28 августа ответы Пушкина полетели к лагерю у Варны. Там что-то больно долго толклись. Видимо, государю было не до них. А потом пришло собственноручное письмо императора. Чтобы огласить его, Пушкина призвали в комиссию. Ужасно было тащиться туда, волоча за собой хвост из «полтавких» строчек, и на каждое слово, сказанное извне, выплёвывать мысленно куски поэмы.
Наверное, граф Пётр Александрович почёл стихотворца слегка не в себе. А может, пьяным?
Был он красавец мужчина, в летах, но статный и весьма сообразительный. Говорят, сроду ничего не читал. Поклёп, конечно. По лицу видно, не дурак.

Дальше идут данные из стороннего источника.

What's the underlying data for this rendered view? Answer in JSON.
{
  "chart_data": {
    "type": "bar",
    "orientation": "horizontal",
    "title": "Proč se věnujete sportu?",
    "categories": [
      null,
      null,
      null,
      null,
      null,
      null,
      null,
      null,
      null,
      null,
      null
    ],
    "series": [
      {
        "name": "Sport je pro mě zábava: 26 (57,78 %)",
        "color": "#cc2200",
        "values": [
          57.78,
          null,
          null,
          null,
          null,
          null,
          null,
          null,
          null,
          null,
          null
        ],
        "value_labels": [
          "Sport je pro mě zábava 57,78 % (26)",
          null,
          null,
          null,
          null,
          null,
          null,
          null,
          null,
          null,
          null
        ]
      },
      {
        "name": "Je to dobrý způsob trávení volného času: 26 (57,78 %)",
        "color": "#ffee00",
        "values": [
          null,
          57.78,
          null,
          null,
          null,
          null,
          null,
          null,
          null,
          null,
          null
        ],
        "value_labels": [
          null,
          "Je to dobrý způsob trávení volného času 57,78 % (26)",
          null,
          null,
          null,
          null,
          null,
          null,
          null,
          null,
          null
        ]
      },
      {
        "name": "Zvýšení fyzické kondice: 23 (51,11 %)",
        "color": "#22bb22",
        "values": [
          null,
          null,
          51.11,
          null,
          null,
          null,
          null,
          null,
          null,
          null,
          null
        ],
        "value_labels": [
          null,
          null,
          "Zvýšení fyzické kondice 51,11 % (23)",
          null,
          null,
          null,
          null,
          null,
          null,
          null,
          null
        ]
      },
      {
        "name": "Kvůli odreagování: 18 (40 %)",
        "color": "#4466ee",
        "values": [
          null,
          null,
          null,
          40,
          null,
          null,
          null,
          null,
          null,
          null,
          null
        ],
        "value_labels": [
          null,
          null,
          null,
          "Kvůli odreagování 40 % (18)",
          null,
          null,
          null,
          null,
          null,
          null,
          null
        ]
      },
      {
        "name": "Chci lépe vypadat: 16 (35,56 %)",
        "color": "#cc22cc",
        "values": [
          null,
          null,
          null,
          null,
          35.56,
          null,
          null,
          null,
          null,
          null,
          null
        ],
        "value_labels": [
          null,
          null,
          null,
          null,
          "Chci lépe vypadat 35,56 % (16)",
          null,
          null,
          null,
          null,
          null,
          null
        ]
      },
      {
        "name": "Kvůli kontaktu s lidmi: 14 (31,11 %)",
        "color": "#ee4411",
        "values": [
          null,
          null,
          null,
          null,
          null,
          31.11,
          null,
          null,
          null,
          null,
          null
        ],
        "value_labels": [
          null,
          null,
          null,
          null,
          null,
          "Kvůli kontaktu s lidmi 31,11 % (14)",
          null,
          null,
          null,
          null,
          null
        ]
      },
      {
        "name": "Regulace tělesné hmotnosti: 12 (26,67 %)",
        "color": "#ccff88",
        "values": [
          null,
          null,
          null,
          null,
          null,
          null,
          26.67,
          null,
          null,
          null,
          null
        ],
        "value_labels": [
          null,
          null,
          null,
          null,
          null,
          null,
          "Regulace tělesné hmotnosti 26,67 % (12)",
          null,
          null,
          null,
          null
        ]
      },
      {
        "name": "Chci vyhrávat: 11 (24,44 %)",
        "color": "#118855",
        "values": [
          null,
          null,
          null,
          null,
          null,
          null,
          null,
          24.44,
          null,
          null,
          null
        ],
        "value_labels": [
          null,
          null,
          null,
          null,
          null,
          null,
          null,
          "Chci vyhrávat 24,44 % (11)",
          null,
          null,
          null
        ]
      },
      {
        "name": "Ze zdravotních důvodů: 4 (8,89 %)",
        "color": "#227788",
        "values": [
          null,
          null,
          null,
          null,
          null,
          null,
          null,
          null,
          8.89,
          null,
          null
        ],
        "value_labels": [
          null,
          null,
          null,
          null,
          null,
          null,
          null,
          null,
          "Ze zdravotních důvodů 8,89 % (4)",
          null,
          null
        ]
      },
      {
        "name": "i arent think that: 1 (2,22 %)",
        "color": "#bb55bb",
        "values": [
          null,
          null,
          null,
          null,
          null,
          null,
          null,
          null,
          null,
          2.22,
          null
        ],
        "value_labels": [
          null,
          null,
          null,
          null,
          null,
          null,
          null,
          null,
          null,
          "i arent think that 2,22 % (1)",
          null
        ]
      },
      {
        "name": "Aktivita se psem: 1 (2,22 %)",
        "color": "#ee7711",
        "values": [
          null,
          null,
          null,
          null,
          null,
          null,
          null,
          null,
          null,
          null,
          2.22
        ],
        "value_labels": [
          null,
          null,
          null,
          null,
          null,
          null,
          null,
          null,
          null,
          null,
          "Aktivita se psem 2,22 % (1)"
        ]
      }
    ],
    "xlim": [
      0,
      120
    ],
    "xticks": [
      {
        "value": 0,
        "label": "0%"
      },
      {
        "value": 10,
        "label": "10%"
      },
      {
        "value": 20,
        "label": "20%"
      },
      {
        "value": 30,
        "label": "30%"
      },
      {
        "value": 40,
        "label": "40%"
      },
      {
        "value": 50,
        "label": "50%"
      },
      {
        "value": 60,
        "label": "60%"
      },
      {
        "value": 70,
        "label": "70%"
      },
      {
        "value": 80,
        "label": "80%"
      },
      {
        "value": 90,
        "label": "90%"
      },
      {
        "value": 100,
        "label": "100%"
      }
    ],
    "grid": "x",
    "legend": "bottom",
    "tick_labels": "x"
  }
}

И не такой, как наши хитроватые мужики. Или чинуши, мыслящие лишь о размере взятки. Нет, хорошая такая рожа, чуть выше гарнизонной, чуть ниже придворной. Не интриган. Служака. Не без мозгов.
— Послушайте, юноша, — отечески обратился к Сверчку Толстой. Пушкин вспомнил, как много лет назад в этой же самой комнате таким же самым тоном с ним разговаривал покойник Милорадович.
Тогда Сверчку было чуть за двадцать. Теперь около тридцати. Но для людей старинных, ещё екатерининских войн, он оставался «юношей», и даже не почёл долгом обижаться.
— Послушайте, юноша, — важно повторил Толстой, — его величество повелел мне призвать вас. Вот что написано в ордере: «Сказать ему», то есть вам, «моим именем», то есть августейшим, «что, зная лично Пушкина, я его слову верю, но желаю, чтобы он открыл правительству, кто мог сочинить подобную мерзость и обидеть Пушкина, выпуская оную под его именем». Вот так.